I would like to understand what happens from a cache point-of-view (MESI protocol) if a programmer forget to add the volatile keyword to a variable used for synchronization.

The following snippet of code simply stops after some iterations. I know it's because one of the 2 threads (let's assume THREAD 0) does not see the update made to current variable by THREAD 1 done by getNext(), therefore it keeps looping forever.

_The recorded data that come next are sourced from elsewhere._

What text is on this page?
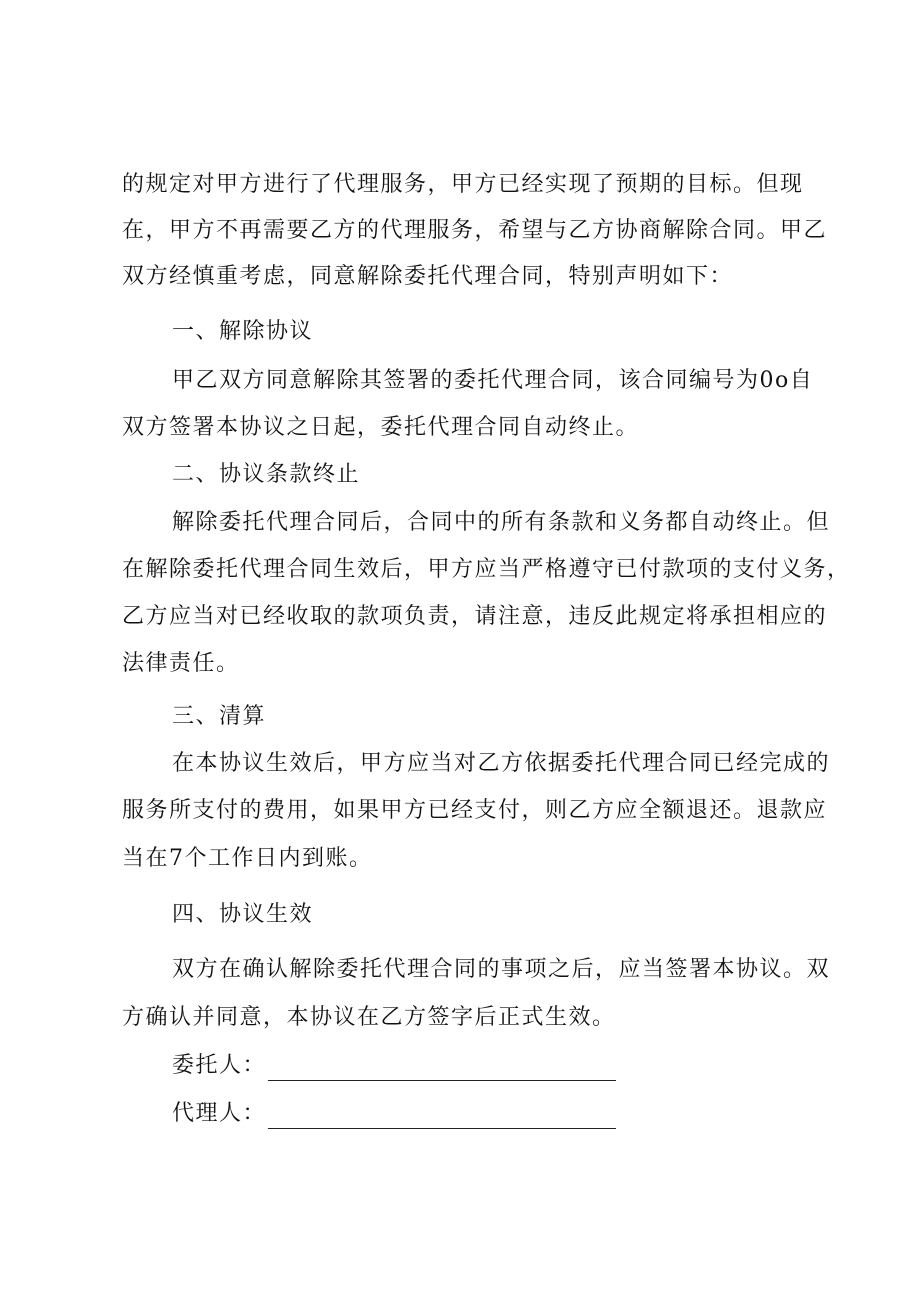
的规定对甲方进行了代理服务，甲方已经实现了预期的目标。但现
在，甲方不再需要乙方的代理服务，希望与乙方协商解除合同。甲乙
双方经慎重考虑，同意解除委托代理合同，特别声明如下：
一、解除协议
甲乙双方同意解除其签署的委托代理合同，该合同编号为0o自
双方签署本协议之日起，委托代理合同自动终止。
二、协议条款终止
解除委托代理合同后，合同中的所有条款和义务都自动终止。但
在解除委托代理合同生效后，甲方应当严格遵守已付款项的支付义务，
乙方应当对已经收取的款项负责，请注意，违反此规定将承担相应的
法律责任。
三、清算
在本协议生效后，甲方应当对乙方依据委托代理合同已经完成的
服务所支付的费用，如果甲方已经支付，则乙方应全额退还。退款应
当在7个工作日内到账。
四、协议生效
双方在确认解除委托代理合同的事项之后，应当签署本协议。双
方确认并同意，本协议在乙方签字后正式生效。
委托人：
代理人：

However, I don't understand why it is the case. THREAD 0 is looping on current and should see at some point that the cache line was updated by THREAD 1 (the cache line switched to Modified state) and issue a "Read" message on the memory bus to fetch it in its local cache. Adding volatile modifier to current variable will make everything works fine.

What is happening that prevent THREAD 0 to continue its execution ?

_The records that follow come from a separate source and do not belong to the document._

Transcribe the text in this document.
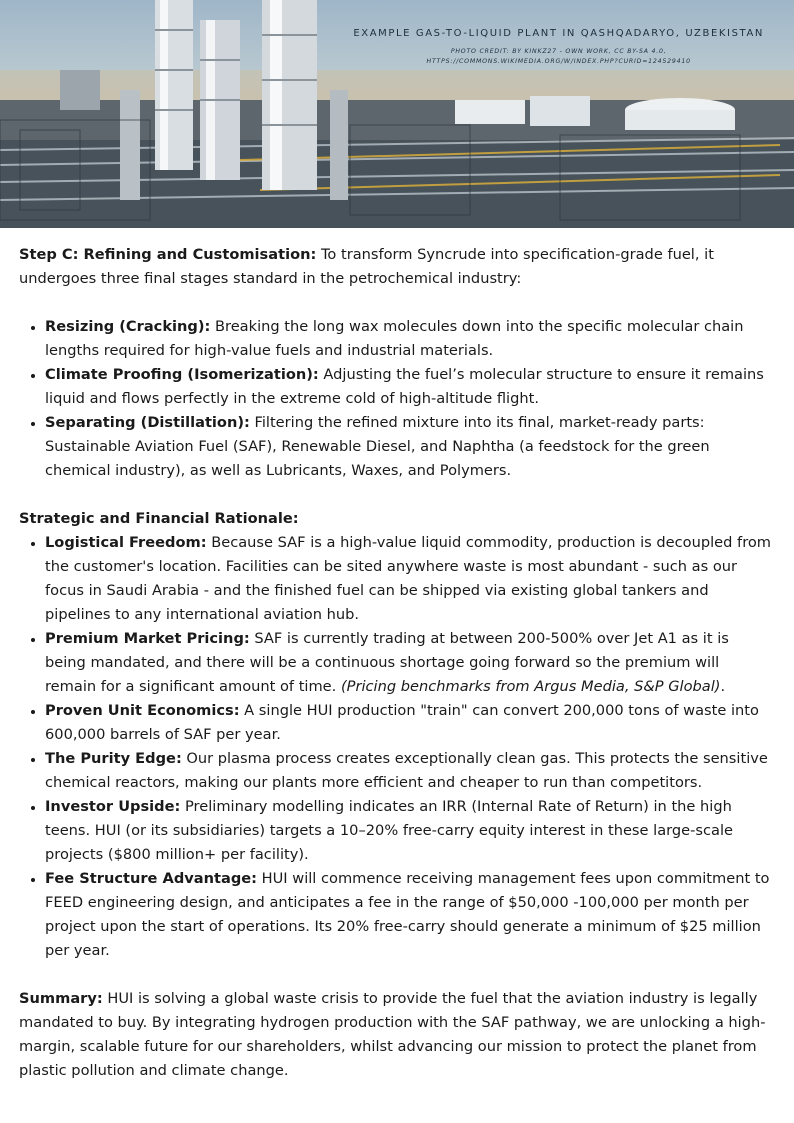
EXAMPLE GAS-TO-LIQUID PLANT IN QASHQADARYO, UZBEKISTAN
PHOTO CREDIT: BY KINKZ27 - OWN WORK, CC BY-SA 4.0,
HTTPS://COMMONS.WIKIMEDIA.ORG/W/INDEX.PHP?CURID=124529410

Step C: Refining and Customisation: To transform Syncrude into specification-grade fuel, it undergoes three final stages standard in the petrochemical industry:

• Resizing (Cracking): Breaking the long wax molecules down into the specific molecular chain lengths required for high-value fuels and industrial materials.
• Climate Proofing (Isomerization): Adjusting the fuel’s molecular structure to ensure it remains liquid and flows perfectly in the extreme cold of high-altitude flight.
• Separating (Distillation): Filtering the refined mixture into its final, market-ready parts: Sustainable Aviation Fuel (SAF), Renewable Diesel, and Naphtha (a feedstock for the green chemical industry), as well as Lubricants, Waxes, and Polymers.

Strategic and Financial Rationale:

• Logistical Freedom: Because SAF is a high-value liquid commodity, production is decoupled from the customer's location. Facilities can be sited anywhere waste is most abundant - such as our focus in Saudi Arabia - and the finished fuel can be shipped via existing global tankers and pipelines to any international aviation hub.
• Premium Market Pricing: SAF is currently trading at between 200-500% over Jet A1 as it is being mandated, and there will be a continuous shortage going forward so the premium will remain for a significant amount of time. (Pricing benchmarks from Argus Media, S&P Global).
• Proven Unit Economics: A single HUI production "train" can convert 200,000 tons of waste into 600,000 barrels of SAF per year.
• The Purity Edge: Our plasma process creates exceptionally clean gas. This protects the sensitive chemical reactors, making our plants more efficient and cheaper to run than competitors.
• Investor Upside: Preliminary modelling indicates an IRR (Internal Rate of Return) in the high teens. HUI (or its subsidiaries) targets a 10–20% free-carry equity interest in these large-scale projects ($800 million+ per facility).
• Fee Structure Advantage: HUI will commence receiving management fees upon commitment to FEED engineering design, and anticipates a fee in the range of $50,000 -100,000 per month per project upon the start of operations. Its 20% free-carry should generate a minimum of $25 million per year.

Summary: HUI is solving a global waste crisis to provide the fuel that the aviation industry is legally mandated to buy. By integrating hydrogen production with the SAF pathway, we are unlocking a high-margin, scalable future for our shareholders, whilst advancing our mission to protect the planet from plastic pollution and climate change.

Reference: Memory Barriers: a Hardware View for Software Hackers

public class Volatile {
    public static final int THREAD_0 = 0;
    public static final int THREAD_1 = 1;
    public static int current;
    public static int counter = 0;

    public static void main(String[] args) {
        current = 0;

        /** Thread 0 **/
        Thread thread0 = new Thread(() -> {
            while(true) { /** THREAD_0 */
                while (current != THREAD_0);

                counter++;
                System.out.println("Thread0:" + counter);

                current = getNext(THREAD_0);
            }
        });

        /** Thread 1 **/
        Thread thread1 = new Thread(() -> {
            while(true) { /** THREAD_1 */
                while (current != THREAD_1);

                counter++;
                System.out.println("Thread1:" + counter);

                current = getNext(THREAD_1);
            }
        });

        thread0.start();
        thread1.start();
    }

    public static int getNext(int threadId) {
        return threadId == THREAD_0 ? THREAD_1 : THREAD_0;
    }
}

Different processor architectures can have different degrees of cache coherence. Some may be pretty minimal, because the goal is to maximize throughput and synching up caches with memory unnecessarily will drag that down. Java imposes its own memory barriers when it detects that coordination is required, but that depends on the programmer following the rules.

If the programmer doesn't add indications (like using the synchronized or volatile keywords) that a variable can be shared across threads, the JIT is allowed to assume that no other thread is modifying that variable, and it can optimize accordingly. The bytecode that tests that variable can get reordered drastically. If the JIT reorders the code enough then when the hardware detects a modification and fetches the new value may not matter.

Quoting from Java Concurrency in Practice 3.1:

In the absence of synchronization, the compiler, processor, and runtime can do some downright weird things to the order in which operations appear to execute. Attempts to reason about the order in which memory actions "must" happen in insufficiently synchronized multithreaded programs will almost certainly be incorrect.

(There are several places in the JCIP book making the case that reasoning about insufficiently-synchronized code is futile.)